Injecting some comic relief into the pandemic plotline, the Ever Given becomes a social-media meme (story here), unleashing a surreal wave of tweets and TikTok videos, including an Austin Powers parody, a dating app and a sea shanty.
On a serious note, already beleaguered shippers face weeks of delays for shipments to Europe and the East Coast as a result of the Ever Given accident (story here).
Congestion in Los Angeles/Long Beach moderately improves, with about 20 ships per day at anchor, but the crisis has already shattered the previous California congestion record set during labor unrest in 2015 (story here). And in what has become a familiar pattern, it’s yet another record month for ports (story here).
April-May
Freight rates resume their ascent in the wave of Ever Given-related fallout to supply chains. Ship charter rates reach new highs as liners rush to add more tonnage to meet demand (story here).
The entire trans-Pacific fleet is effectively sold out for a month or more ahead. Cargo demand just keeps rising. A “tsunami of freight” is en route (story here).
Around 20 container ships remain at anchor off Los Angeles/Long Beach, with waiting time of about a week, but the bigger problem now is in Oakland.
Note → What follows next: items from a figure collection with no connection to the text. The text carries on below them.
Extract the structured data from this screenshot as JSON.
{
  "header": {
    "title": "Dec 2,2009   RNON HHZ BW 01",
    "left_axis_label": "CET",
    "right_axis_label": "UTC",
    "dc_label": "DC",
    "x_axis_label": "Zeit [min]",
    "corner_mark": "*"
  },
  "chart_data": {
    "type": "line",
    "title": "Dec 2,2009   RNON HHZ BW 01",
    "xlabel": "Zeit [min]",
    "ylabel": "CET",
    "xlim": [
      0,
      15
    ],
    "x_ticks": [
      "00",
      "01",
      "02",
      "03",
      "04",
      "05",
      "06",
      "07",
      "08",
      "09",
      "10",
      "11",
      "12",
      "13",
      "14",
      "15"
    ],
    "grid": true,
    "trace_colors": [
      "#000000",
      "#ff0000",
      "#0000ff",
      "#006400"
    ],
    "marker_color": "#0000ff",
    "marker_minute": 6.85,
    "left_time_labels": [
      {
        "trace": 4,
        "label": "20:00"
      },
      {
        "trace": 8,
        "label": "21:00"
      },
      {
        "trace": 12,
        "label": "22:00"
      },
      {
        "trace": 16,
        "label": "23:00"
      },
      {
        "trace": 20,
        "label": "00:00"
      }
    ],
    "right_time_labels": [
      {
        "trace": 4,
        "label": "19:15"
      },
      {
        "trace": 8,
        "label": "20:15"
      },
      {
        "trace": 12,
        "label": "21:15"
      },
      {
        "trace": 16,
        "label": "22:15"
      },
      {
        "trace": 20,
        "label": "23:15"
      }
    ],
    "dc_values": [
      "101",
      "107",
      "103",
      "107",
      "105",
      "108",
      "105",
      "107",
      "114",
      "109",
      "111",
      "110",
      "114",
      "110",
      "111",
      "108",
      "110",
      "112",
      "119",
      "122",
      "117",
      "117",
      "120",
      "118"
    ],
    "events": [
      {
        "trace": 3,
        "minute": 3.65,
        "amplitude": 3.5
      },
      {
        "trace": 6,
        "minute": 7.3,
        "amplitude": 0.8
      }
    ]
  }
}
Waiting times there are up to three weeks (story here).
Amid supply chain chaos, ocean carriers report blockbuster first-quarter results (story here), pocketing more in the first three months of this year than in the entire previous year.
Freight rates rise rapidly and keep climbing, limited only by the profit margins of importers (story here). By the end of May, Asia-West Coast spot rates surge to $5,400, Asia-East Coast rates to $7,400 and ZIM’s stock to $46 — triple the IPO price.
June
The Suez Canal crisis offered excitement enough for an entire semester, but wait, there’s more:
The OOCL Durban crashes into a pier at the port of Kaohsiung, Taiwan. It destroys one gantry crane and seriously damages a second, limiting capacity at an important export facility (story here).
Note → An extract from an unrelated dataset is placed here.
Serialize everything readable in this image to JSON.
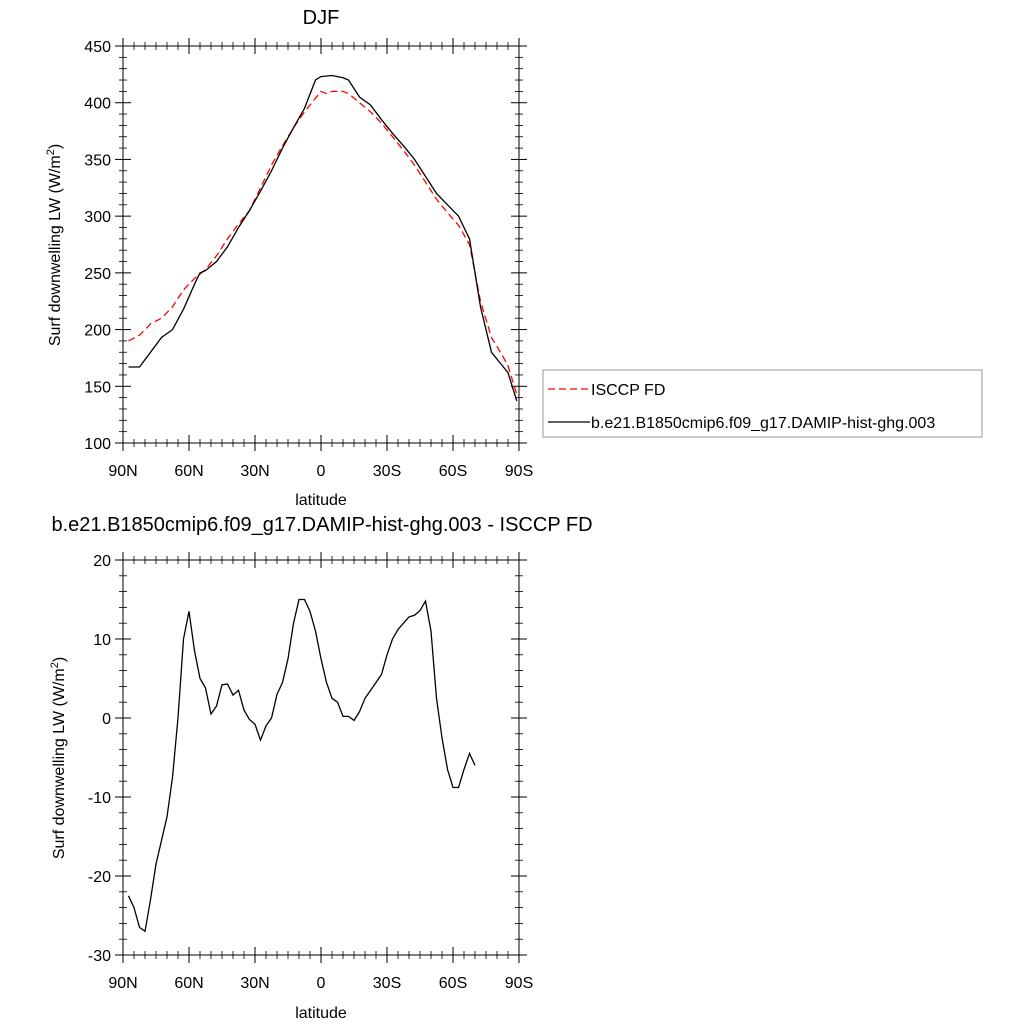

Meanwhile, China sharply restricts activity at the Port of Yantian in response to a COVID outbreak. Yantian and surrounding ports account for 25% of Chinese containerized exports to America. Carriers skip roughly 300 calls in Yantian. The fallout for U.S. imports is predicted to be much worse than fallout from the Ever Given (story here).
The hunt for shipping capacity becomes even more frantic. Retailer Home Depot takes the extraordinary step of securing its own ship (story here). Multiple charterers agree to pay owners over $100,000 per day (story here) for small container vessels — something that’s never happened before.
The pileup of container ships anchored and drifting off Oakland remains as bad as ever.
Trans-Pacific spot rates (excluding premium charges) rise faster this month than they have all year, reaching nearly $7,000 per FEU to the West Coast and over $10,000 per FEU to the East Coast — dramatically higher than January levels.
As for the Ever Given, its crew and its cargo, a deal is finally struck to release it from government detention (story here). Yet after all this time, the ship is still at anchor in Bitter Lake, Egypt.
Second half
Last year was unlike any other in shipping, as the industry grappled with the onset and fallout of COVID (story here). The first half of 2021 brought even more action. Things show no signs of calming down in the second half.
Despite record import volumes in the first half, retail inventory-to-sales ratios are still historically low. Goods consumption remains elevated despite vaccinated Americans spending more on services. The traditional peak season looms and importers face a rising risk of not getting goods on shelves by Christmas (story here).
There is no indication that spot rates or charter rates will fall materially before next year.
And as the second half begins, the Delta variant is sweeping across Asia (story here), meaning there could be even more supply chain disruptions ahead, akin to the Ever Given and Yantian incidents.